Esse dispositivo da Constituição do Estado de Pernambuco foi mal inspirado na previsão do art. 52, X, da CF/88, que diz:

Art. 52. Compete privativamente ao Senado Federal:

(...)

X - suspender a execução, no todo ou em parte, de lei declarada inconstitucional por decisão definitiva do Supremo Tribunal Federal;

 

O STF, contudo, afirmou que o art. 63, § 3º da CE/PE é inconstitucional justamente por violar o art. 52, X, da CF/88.

O art. 52, X, da CF/88 é uma regra que somente vale para o controle difuso de constitucionalidade. Este dispositivo da Carta Magna não tem cabimento quando a decisão decorrer de julgamento de controle concentrado de constitucionalidade, como na ADI.

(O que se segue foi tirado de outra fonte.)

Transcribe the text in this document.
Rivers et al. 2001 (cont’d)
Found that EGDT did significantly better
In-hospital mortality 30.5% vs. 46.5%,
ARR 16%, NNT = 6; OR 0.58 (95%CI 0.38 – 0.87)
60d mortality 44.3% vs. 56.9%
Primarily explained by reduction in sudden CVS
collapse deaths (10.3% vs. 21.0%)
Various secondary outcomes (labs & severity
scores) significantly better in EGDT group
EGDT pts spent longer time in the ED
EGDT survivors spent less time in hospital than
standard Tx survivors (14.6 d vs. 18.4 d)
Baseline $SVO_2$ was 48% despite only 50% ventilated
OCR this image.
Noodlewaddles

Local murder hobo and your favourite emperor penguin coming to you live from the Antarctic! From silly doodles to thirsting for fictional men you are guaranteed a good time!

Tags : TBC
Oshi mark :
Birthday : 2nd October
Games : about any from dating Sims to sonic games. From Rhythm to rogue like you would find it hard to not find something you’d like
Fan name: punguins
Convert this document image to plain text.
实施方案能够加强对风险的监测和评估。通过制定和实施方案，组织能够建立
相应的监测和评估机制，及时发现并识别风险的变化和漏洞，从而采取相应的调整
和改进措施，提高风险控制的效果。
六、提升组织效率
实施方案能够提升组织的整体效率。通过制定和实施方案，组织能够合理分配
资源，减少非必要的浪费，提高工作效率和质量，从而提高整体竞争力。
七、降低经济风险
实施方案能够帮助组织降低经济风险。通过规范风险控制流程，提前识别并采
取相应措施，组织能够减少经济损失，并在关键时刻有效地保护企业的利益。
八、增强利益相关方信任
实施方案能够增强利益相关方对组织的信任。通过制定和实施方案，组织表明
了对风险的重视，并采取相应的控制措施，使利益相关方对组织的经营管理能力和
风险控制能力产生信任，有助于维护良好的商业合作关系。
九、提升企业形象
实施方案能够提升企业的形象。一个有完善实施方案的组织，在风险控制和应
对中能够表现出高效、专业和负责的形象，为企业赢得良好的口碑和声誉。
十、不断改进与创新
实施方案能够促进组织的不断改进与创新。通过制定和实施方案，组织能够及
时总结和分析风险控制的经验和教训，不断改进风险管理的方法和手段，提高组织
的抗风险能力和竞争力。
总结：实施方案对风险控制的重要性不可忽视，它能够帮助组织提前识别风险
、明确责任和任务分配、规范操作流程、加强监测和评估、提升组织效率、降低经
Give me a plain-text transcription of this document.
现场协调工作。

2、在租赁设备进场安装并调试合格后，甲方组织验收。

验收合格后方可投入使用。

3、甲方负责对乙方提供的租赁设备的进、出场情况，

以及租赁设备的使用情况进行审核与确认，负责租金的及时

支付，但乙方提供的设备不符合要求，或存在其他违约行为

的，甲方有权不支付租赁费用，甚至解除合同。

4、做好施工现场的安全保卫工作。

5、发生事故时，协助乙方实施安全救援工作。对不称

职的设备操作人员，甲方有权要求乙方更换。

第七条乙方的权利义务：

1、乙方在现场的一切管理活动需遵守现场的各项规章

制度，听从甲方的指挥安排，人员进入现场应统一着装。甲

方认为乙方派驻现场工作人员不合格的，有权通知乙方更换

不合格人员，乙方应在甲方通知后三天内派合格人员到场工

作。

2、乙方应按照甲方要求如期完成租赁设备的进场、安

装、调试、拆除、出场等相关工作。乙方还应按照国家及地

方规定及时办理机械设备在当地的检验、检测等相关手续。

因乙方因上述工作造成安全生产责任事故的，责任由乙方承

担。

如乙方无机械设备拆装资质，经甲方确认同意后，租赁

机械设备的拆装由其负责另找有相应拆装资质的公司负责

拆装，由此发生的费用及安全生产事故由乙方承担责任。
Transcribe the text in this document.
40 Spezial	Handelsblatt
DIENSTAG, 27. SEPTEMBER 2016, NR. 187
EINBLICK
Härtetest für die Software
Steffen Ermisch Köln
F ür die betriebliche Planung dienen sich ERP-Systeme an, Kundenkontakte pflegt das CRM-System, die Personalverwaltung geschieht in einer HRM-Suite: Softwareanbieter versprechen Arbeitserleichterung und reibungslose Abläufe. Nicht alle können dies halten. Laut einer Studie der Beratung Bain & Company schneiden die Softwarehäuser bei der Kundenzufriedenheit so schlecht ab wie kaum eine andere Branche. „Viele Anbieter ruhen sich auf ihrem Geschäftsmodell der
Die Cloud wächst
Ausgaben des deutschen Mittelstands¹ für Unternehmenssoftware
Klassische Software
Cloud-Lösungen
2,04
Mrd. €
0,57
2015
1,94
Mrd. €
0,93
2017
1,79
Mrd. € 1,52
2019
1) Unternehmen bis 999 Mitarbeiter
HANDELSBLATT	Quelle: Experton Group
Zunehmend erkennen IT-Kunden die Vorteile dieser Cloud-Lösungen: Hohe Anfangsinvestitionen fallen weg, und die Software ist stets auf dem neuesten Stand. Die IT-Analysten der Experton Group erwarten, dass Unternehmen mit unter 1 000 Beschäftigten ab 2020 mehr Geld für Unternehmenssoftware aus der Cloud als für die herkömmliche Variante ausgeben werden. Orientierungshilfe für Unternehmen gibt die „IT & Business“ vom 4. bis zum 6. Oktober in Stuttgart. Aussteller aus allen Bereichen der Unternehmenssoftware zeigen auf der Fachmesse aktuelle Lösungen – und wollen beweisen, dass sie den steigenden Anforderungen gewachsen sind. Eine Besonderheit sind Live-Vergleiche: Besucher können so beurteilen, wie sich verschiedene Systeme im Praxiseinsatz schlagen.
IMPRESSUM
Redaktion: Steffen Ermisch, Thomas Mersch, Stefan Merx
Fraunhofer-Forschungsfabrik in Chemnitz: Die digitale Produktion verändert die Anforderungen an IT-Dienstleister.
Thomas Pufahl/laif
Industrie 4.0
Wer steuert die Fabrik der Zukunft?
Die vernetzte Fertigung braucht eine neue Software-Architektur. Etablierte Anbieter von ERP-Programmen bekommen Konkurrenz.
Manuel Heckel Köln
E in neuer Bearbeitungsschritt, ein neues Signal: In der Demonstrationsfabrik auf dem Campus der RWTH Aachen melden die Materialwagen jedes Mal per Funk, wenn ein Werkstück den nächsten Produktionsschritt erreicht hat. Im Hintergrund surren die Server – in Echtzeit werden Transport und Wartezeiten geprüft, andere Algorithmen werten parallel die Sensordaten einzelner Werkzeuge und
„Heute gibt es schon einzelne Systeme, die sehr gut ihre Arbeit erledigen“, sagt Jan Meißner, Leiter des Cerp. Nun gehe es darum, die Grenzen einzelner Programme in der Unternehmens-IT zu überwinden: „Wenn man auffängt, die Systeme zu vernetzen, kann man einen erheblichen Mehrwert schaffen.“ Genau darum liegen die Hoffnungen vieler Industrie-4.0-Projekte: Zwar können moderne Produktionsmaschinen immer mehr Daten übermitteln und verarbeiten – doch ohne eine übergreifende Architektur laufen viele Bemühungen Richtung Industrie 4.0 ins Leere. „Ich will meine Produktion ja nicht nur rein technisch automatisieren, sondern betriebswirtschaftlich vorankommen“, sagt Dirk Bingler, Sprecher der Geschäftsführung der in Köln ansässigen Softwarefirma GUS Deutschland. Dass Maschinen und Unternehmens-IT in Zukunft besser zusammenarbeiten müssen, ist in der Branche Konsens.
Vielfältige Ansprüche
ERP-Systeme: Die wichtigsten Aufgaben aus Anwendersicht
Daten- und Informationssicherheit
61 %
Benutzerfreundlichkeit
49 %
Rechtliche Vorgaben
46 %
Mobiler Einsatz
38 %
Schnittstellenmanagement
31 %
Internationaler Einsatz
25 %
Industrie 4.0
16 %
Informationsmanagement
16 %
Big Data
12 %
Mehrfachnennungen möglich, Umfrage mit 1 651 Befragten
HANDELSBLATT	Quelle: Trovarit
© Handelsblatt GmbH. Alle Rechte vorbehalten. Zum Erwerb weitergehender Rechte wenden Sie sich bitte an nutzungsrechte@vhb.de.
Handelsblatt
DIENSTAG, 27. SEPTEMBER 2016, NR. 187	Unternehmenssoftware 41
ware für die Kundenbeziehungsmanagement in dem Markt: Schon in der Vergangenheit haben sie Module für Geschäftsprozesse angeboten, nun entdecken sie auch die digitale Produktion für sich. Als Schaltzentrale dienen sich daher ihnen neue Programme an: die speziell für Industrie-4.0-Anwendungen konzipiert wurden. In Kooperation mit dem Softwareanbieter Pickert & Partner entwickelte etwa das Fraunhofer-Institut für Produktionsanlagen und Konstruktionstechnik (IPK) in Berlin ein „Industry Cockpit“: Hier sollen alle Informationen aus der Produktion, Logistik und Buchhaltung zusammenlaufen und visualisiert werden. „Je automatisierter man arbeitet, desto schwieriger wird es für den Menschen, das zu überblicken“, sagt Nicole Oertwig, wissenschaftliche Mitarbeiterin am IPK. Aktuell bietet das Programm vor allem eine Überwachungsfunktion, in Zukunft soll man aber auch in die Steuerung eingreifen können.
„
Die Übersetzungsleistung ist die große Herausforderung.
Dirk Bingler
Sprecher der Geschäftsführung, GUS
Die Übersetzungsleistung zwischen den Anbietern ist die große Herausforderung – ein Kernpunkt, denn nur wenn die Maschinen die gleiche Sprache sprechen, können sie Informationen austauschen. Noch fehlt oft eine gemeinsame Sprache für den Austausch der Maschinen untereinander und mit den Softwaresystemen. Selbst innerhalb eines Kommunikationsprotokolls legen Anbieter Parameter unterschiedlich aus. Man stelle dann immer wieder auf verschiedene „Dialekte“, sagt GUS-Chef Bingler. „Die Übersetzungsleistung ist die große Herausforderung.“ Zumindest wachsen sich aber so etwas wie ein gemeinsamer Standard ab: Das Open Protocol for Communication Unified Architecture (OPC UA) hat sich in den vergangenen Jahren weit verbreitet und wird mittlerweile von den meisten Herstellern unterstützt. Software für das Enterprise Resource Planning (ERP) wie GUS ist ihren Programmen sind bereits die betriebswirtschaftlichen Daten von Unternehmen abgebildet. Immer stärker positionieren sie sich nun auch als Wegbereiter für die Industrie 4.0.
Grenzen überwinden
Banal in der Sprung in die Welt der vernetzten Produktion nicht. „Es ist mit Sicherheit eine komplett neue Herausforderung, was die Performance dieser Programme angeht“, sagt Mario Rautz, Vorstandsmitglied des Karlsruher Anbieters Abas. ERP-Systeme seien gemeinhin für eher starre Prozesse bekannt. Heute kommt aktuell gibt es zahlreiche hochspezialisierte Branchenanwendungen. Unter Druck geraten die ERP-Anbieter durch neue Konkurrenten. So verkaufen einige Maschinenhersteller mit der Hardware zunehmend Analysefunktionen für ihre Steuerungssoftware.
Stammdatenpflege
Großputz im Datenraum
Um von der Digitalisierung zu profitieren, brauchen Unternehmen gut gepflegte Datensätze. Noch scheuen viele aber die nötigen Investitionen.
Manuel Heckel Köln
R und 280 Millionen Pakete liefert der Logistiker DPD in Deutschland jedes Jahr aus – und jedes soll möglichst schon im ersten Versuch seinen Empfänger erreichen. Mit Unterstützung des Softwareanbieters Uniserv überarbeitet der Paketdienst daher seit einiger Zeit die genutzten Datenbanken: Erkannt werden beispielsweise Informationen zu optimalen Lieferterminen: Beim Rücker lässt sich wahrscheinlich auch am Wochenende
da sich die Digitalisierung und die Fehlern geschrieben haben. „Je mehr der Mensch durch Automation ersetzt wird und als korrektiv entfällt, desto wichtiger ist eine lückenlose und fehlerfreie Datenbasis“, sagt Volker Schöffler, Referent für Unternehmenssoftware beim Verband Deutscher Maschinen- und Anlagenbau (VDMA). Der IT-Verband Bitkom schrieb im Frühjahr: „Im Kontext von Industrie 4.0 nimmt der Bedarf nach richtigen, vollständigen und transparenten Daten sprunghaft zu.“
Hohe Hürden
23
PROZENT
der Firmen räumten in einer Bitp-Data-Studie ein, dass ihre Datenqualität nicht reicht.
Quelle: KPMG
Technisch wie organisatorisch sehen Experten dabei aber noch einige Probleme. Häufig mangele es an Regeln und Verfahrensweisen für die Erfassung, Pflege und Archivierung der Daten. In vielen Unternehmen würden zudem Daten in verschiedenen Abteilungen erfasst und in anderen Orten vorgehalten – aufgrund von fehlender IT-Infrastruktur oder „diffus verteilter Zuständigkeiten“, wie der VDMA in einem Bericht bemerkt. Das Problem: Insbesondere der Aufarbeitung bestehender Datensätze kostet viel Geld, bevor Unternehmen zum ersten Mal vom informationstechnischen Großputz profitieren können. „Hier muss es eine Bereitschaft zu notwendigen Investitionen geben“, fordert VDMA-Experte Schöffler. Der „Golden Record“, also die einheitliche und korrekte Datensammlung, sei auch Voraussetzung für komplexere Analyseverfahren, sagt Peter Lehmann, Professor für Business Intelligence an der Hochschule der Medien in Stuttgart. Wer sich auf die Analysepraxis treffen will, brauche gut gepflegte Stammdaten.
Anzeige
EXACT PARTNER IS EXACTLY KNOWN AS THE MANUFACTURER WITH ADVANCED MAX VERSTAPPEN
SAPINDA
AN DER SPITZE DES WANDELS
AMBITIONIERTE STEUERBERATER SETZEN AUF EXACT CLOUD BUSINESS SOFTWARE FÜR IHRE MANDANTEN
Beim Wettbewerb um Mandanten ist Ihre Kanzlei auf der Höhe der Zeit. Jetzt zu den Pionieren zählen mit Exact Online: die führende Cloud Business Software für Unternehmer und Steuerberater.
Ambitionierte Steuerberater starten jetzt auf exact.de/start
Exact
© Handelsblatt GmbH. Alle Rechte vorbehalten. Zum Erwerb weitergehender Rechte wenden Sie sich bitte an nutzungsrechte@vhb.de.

As decisões tomadas em controle concentrado já são dotadas de eficácia erga omnes por força do art. 102, § 2º da CF/88:

Art. 102 (...)

§ 2º As decisões definitivas de mérito, proferidas pelo Supremo Tribunal Federal, nas ações diretas de inconstitucionalidade e nas ações declaratórias de constitucionalidade produzirão eficácia contra todos e efeito vinculante, relativamente aos demais órgãos do Poder Judiciário e à administração pública direta e indireta, nas esferas federal, estadual e municipal.

 

Desse modo, a atuação do Poder Legislativo só se justifica no âmbito do controle difuso — de modo a expandir a todos os efeitos de decisão dotada originalmente com eficácia “entre as partes”.

A Constituição Estadual não poderia ter disciplinado o tema de maneira diversa, submetendo às Casas Legislativas estaduais ou municipais a atribuição de suspender a eficácia de lei já declarada inconstitucional pelo Tribunal de Justiça local no julgamento de ADI.

 

Em suma:

Não compete ao Poder Legislativo, de qualquer das esferas federativas, suspender a eficácia de lei ou ato normativo declarado inconstitucional em controle concentrado de constitucionalidade.

STF. Plenário. ADI 5548/PE, Rel. Min. Ricardo Lewandowski, julgado em 16/8/2021 (Info 1025).